- El Aguajito
- Coordinates: 25°16′0″N 107°27′0″W﻿ / ﻿25.26667°N 107.45000°W
- Country: Mexico
- State: Sinaloa

Population
- • Total: 100

= El Aguajito, Sinaloa =

El Aguajito is a small town in the state of Sinaloa in Mexico. It lies within a large forested area in the highlands of the state west of the Sierra Madre Occidental Mountains.

==Physical environment==
The climate in this region of the state of Sinaloa is moderate, but humid. The temperatures throughout the year vary between 40 and 100 F. Rains come to this area during the summer months, and along the highest temperatures of the year.

The area serves as home to numerous species of animals ranging from harmless insects to venomous snakes to large animals used in agriculture. The species of animals include tarantulas, venomous scorpions, several species of whip scorpions, many types of lizards, bees, wasps, bats, rattle snakes, vipers, horses, mules, burros, cows, goats, pigs among many others.

==Politics==
The town had about 200 inhabitants, but about half of them emigrated to the United States. El Aguajito is not recognized by the government as an entity of its own; instead, it forms part of the bordering town of Los Troncones. The inhabitants, however, refuse to form part of Los Troncones because there are rivalries among families from the two towns.

==Facilities==
The town has two convenience stores, known as abarrotes. They are both located on the main road, which is called El Camino Real, which is Spanish for Royal Road. One of these abarrotes also serves as an afternoon restaurant on the weekends. The menu consists of simple item such as hot dogs and tortas (a Mexican-style sandwich). It also serves as an entertainment place with its own little arcade where the children go to spend their time.

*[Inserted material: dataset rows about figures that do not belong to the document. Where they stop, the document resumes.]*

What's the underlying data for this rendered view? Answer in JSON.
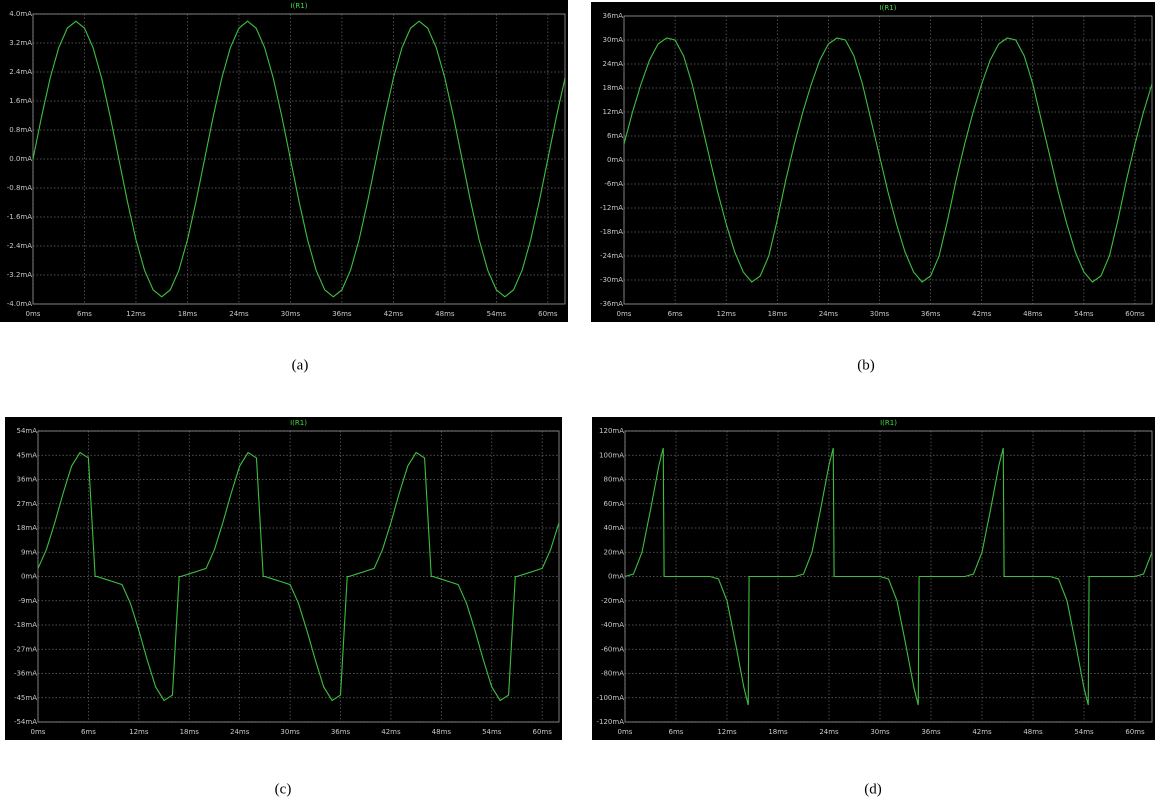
{
  "chart_data": [
    {
      "type": "line",
      "title": "I(R1)",
      "caption": "(a)",
      "color": "#3fbf3f",
      "grid": true,
      "x": [
        0,
        1,
        2,
        3,
        4,
        5,
        6,
        7,
        8,
        9,
        10,
        11,
        12,
        13,
        14,
        15,
        16,
        17,
        18,
        19,
        20,
        21,
        22,
        23,
        24,
        25,
        26,
        27,
        28,
        29,
        30,
        31,
        32,
        33,
        34,
        35,
        36,
        37,
        38,
        39,
        40,
        41,
        42,
        43,
        44,
        45,
        46,
        47,
        48,
        49,
        50,
        51,
        52,
        53,
        54,
        55,
        56,
        57,
        58,
        59,
        60,
        61,
        62
      ],
      "values": [
        0,
        1.17,
        2.23,
        3.07,
        3.61,
        3.8,
        3.61,
        3.07,
        2.23,
        1.17,
        0,
        -1.17,
        -2.23,
        -3.07,
        -3.61,
        -3.8,
        -3.61,
        -3.07,
        -2.23,
        -1.17,
        0,
        1.17,
        2.23,
        3.07,
        3.61,
        3.8,
        3.61,
        3.07,
        2.23,
        1.17,
        0,
        -1.17,
        -2.23,
        -3.07,
        -3.61,
        -3.8,
        -3.61,
        -3.07,
        -2.23,
        -1.17,
        0,
        1.17,
        2.23,
        3.07,
        3.61,
        3.8,
        3.61,
        3.07,
        2.23,
        1.17,
        0,
        -1.17,
        -2.23,
        -3.07,
        -3.61,
        -3.8,
        -3.61,
        -3.07,
        -2.23,
        -1.17,
        0,
        1.17,
        2.23
      ],
      "xlim": [
        0,
        62
      ],
      "xticks": [
        {
          "value": 0,
          "label": "0ms"
        },
        {
          "value": 6,
          "label": "6ms"
        },
        {
          "value": 12,
          "label": "12ms"
        },
        {
          "value": 18,
          "label": "18ms"
        },
        {
          "value": 24,
          "label": "24ms"
        },
        {
          "value": 30,
          "label": "30ms"
        },
        {
          "value": 36,
          "label": "36ms"
        },
        {
          "value": 42,
          "label": "42ms"
        },
        {
          "value": 48,
          "label": "48ms"
        },
        {
          "value": 54,
          "label": "54ms"
        },
        {
          "value": 60,
          "label": "60ms"
        }
      ],
      "ylim": [
        -4.0,
        4.0
      ],
      "yticks": [
        {
          "value": 4.0,
          "label": "4.0mA"
        },
        {
          "value": 3.2,
          "label": "3.2mA"
        },
        {
          "value": 2.4,
          "label": "2.4mA"
        },
        {
          "value": 1.6,
          "label": "1.6mA"
        },
        {
          "value": 0.8,
          "label": "0.8mA"
        },
        {
          "value": 0,
          "label": "0.0mA"
        },
        {
          "value": -0.8,
          "label": "-0.8mA"
        },
        {
          "value": -1.6,
          "label": "-1.6mA"
        },
        {
          "value": -2.4,
          "label": "-2.4mA"
        },
        {
          "value": -3.2,
          "label": "-3.2mA"
        },
        {
          "value": -4.0,
          "label": "-4.0mA"
        }
      ]
    },
    {
      "type": "line",
      "title": "I(R1)",
      "caption": "(b)",
      "color": "#3fbf3f",
      "grid": true,
      "x": [
        0,
        1,
        2,
        3,
        4,
        5,
        6,
        7,
        8,
        9,
        10,
        11,
        12,
        13,
        14,
        15,
        16,
        17,
        18,
        19,
        20,
        21,
        22,
        23,
        24,
        25,
        26,
        27,
        28,
        29,
        30,
        31,
        32,
        33,
        34,
        35,
        36,
        37,
        38,
        39,
        40,
        41,
        42,
        43,
        44,
        45,
        46,
        47,
        48,
        49,
        50,
        51,
        52,
        53,
        54,
        55,
        56,
        57,
        58,
        59,
        60,
        61,
        62
      ],
      "values": [
        4,
        12,
        19,
        25,
        29,
        30.5,
        30,
        26,
        19,
        10,
        1,
        -8,
        -16,
        -23,
        -28,
        -30.5,
        -29,
        -24,
        -15,
        -5,
        4,
        12,
        19,
        25,
        29,
        30.5,
        30,
        26,
        19,
        10,
        1,
        -8,
        -16,
        -23,
        -28,
        -30.5,
        -29,
        -24,
        -15,
        -5,
        4,
        12,
        19,
        25,
        29,
        30.5,
        30,
        26,
        19,
        10,
        1,
        -8,
        -16,
        -23,
        -28,
        -30.5,
        -29,
        -24,
        -15,
        -5,
        4,
        12,
        19
      ],
      "xlim": [
        0,
        62
      ],
      "xticks": [
        {
          "value": 0,
          "label": "0ms"
        },
        {
          "value": 6,
          "label": "6ms"
        },
        {
          "value": 12,
          "label": "12ms"
        },
        {
          "value": 18,
          "label": "18ms"
        },
        {
          "value": 24,
          "label": "24ms"
        },
        {
          "value": 30,
          "label": "30ms"
        },
        {
          "value": 36,
          "label": "36ms"
        },
        {
          "value": 42,
          "label": "42ms"
        },
        {
          "value": 48,
          "label": "48ms"
        },
        {
          "value": 54,
          "label": "54ms"
        },
        {
          "value": 60,
          "label": "60ms"
        }
      ],
      "ylim": [
        -36,
        36
      ],
      "yticks": [
        {
          "value": 36,
          "label": "36mA"
        },
        {
          "value": 30,
          "label": "30mA"
        },
        {
          "value": 24,
          "label": "24mA"
        },
        {
          "value": 18,
          "label": "18mA"
        },
        {
          "value": 12,
          "label": "12mA"
        },
        {
          "value": 6,
          "label": "6mA"
        },
        {
          "value": 0,
          "label": "0mA"
        },
        {
          "value": -6,
          "label": "-6mA"
        },
        {
          "value": -12,
          "label": "-12mA"
        },
        {
          "value": -18,
          "label": "-18mA"
        },
        {
          "value": -24,
          "label": "-24mA"
        },
        {
          "value": -30,
          "label": "-30mA"
        },
        {
          "value": -36,
          "label": "-36mA"
        }
      ]
    },
    {
      "type": "line",
      "title": "I(R1)",
      "caption": "(c)",
      "color": "#3fbf3f",
      "grid": true,
      "x": [
        0,
        1,
        2,
        3,
        4,
        5,
        6,
        6.8,
        7,
        8,
        9,
        10,
        11,
        12,
        13,
        14,
        15,
        16,
        16.8,
        17,
        18,
        19,
        20,
        21,
        22,
        23,
        24,
        25,
        26,
        26.8,
        27,
        28,
        29,
        30,
        31,
        32,
        33,
        34,
        35,
        36,
        36.8,
        37,
        38,
        39,
        40,
        41,
        42,
        43,
        44,
        45,
        46,
        46.8,
        47,
        48,
        49,
        50,
        51,
        52,
        53,
        54,
        55,
        56,
        56.8,
        57,
        58,
        59,
        60,
        61,
        62
      ],
      "values": [
        3,
        10,
        20,
        31,
        41,
        46,
        44,
        0,
        0,
        -1,
        -2,
        -3,
        -10,
        -20,
        -31,
        -41,
        -46,
        -44,
        0,
        0,
        1,
        2,
        3,
        10,
        20,
        31,
        41,
        46,
        44,
        0,
        0,
        -1,
        -2,
        -3,
        -10,
        -20,
        -31,
        -41,
        -46,
        -44,
        0,
        0,
        1,
        2,
        3,
        10,
        20,
        31,
        41,
        46,
        44,
        0,
        0,
        -1,
        -2,
        -3,
        -10,
        -20,
        -31,
        -41,
        -46,
        -44,
        0,
        0,
        1,
        2,
        3,
        10,
        20
      ],
      "xlim": [
        0,
        62
      ],
      "xticks": [
        {
          "value": 0,
          "label": "0ms"
        },
        {
          "value": 6,
          "label": "6ms"
        },
        {
          "value": 12,
          "label": "12ms"
        },
        {
          "value": 18,
          "label": "18ms"
        },
        {
          "value": 24,
          "label": "24ms"
        },
        {
          "value": 30,
          "label": "30ms"
        },
        {
          "value": 36,
          "label": "36ms"
        },
        {
          "value": 42,
          "label": "42ms"
        },
        {
          "value": 48,
          "label": "48ms"
        },
        {
          "value": 54,
          "label": "54ms"
        },
        {
          "value": 60,
          "label": "60ms"
        }
      ],
      "ylim": [
        -54,
        54
      ],
      "yticks": [
        {
          "value": 54,
          "label": "54mA"
        },
        {
          "value": 45,
          "label": "45mA"
        },
        {
          "value": 36,
          "label": "36mA"
        },
        {
          "value": 27,
          "label": "27mA"
        },
        {
          "value": 18,
          "label": "18mA"
        },
        {
          "value": 9,
          "label": "9mA"
        },
        {
          "value": 0,
          "label": "0mA"
        },
        {
          "value": -9,
          "label": "-9mA"
        },
        {
          "value": -18,
          "label": "-18mA"
        },
        {
          "value": -27,
          "label": "-27mA"
        },
        {
          "value": -36,
          "label": "-36mA"
        },
        {
          "value": -45,
          "label": "-45mA"
        },
        {
          "value": -54,
          "label": "-54mA"
        }
      ]
    },
    {
      "type": "line",
      "title": "I(R1)",
      "caption": "(d)",
      "color": "#3fbf3f",
      "grid": true,
      "x": [
        0,
        1,
        2,
        3,
        4,
        4.5,
        4.6,
        10,
        11,
        12,
        13,
        14,
        14.5,
        14.6,
        20,
        21,
        22,
        23,
        24,
        24.5,
        24.6,
        30,
        31,
        32,
        33,
        34,
        34.5,
        34.6,
        40,
        41,
        42,
        43,
        44,
        44.5,
        44.6,
        50,
        51,
        52,
        53,
        54,
        54.5,
        54.6,
        60,
        61,
        62
      ],
      "values": [
        0,
        2,
        20,
        55,
        92,
        106,
        0,
        0,
        -2,
        -20,
        -55,
        -92,
        -106,
        0,
        0,
        2,
        20,
        55,
        92,
        106,
        0,
        0,
        -2,
        -20,
        -55,
        -92,
        -106,
        0,
        0,
        2,
        20,
        55,
        92,
        106,
        0,
        0,
        -2,
        -20,
        -55,
        -92,
        -106,
        0,
        0,
        2,
        20
      ],
      "xlim": [
        0,
        62
      ],
      "xticks": [
        {
          "value": 0,
          "label": "0ms"
        },
        {
          "value": 6,
          "label": "6ms"
        },
        {
          "value": 12,
          "label": "12ms"
        },
        {
          "value": 18,
          "label": "18ms"
        },
        {
          "value": 24,
          "label": "24ms"
        },
        {
          "value": 30,
          "label": "30ms"
        },
        {
          "value": 36,
          "label": "36ms"
        },
        {
          "value": 42,
          "label": "42ms"
        },
        {
          "value": 48,
          "label": "48ms"
        },
        {
          "value": 54,
          "label": "54ms"
        },
        {
          "value": 60,
          "label": "60ms"
        }
      ],
      "ylim": [
        -120,
        120
      ],
      "yticks": [
        {
          "value": 120,
          "label": "120mA"
        },
        {
          "value": 100,
          "label": "100mA"
        },
        {
          "value": 80,
          "label": "80mA"
        },
        {
          "value": 60,
          "label": "60mA"
        },
        {
          "value": 40,
          "label": "40mA"
        },
        {
          "value": 20,
          "label": "20mA"
        },
        {
          "value": 0,
          "label": "0mA"
        },
        {
          "value": -20,
          "label": "-20mA"
        },
        {
          "value": -40,
          "label": "-40mA"
        },
        {
          "value": -60,
          "label": "-60mA"
        },
        {
          "value": -80,
          "label": "-80mA"
        },
        {
          "value": -100,
          "label": "-100mA"
        },
        {
          "value": -120,
          "label": "-120mA"
        }
      ]
    }
  ]
}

The town has one school which serves the secondary grades (equivalent to grades 7 to 9 in the United States). The nearest elementary school is in the nearby town of Los Troncones, and the nearest high school, or preparatory school, is located in the town of El Palmar, several miles from El Aguajito.

==Economy==
The main source of income for the people of this town is money transfers that originate from those residing in the United States. There are, however, those who still prefer to farm corn, beans, peanuts, and tomatoes among other crops.

==Cultural life==
The only inhabitants that remain are the elderly and some women and children. However, come the holidays of December, and the town comes to life again. Many people return to this town to spend Christmas and New Years with their family members. There are also numerous celebrations during this time because many people decide to marry or have quinceaneras (coming of age celebrations) during these two exciting weeks. The days before Christmas and the days between Christmas and New Years are reserved for these celebrations regardless of the day of the week.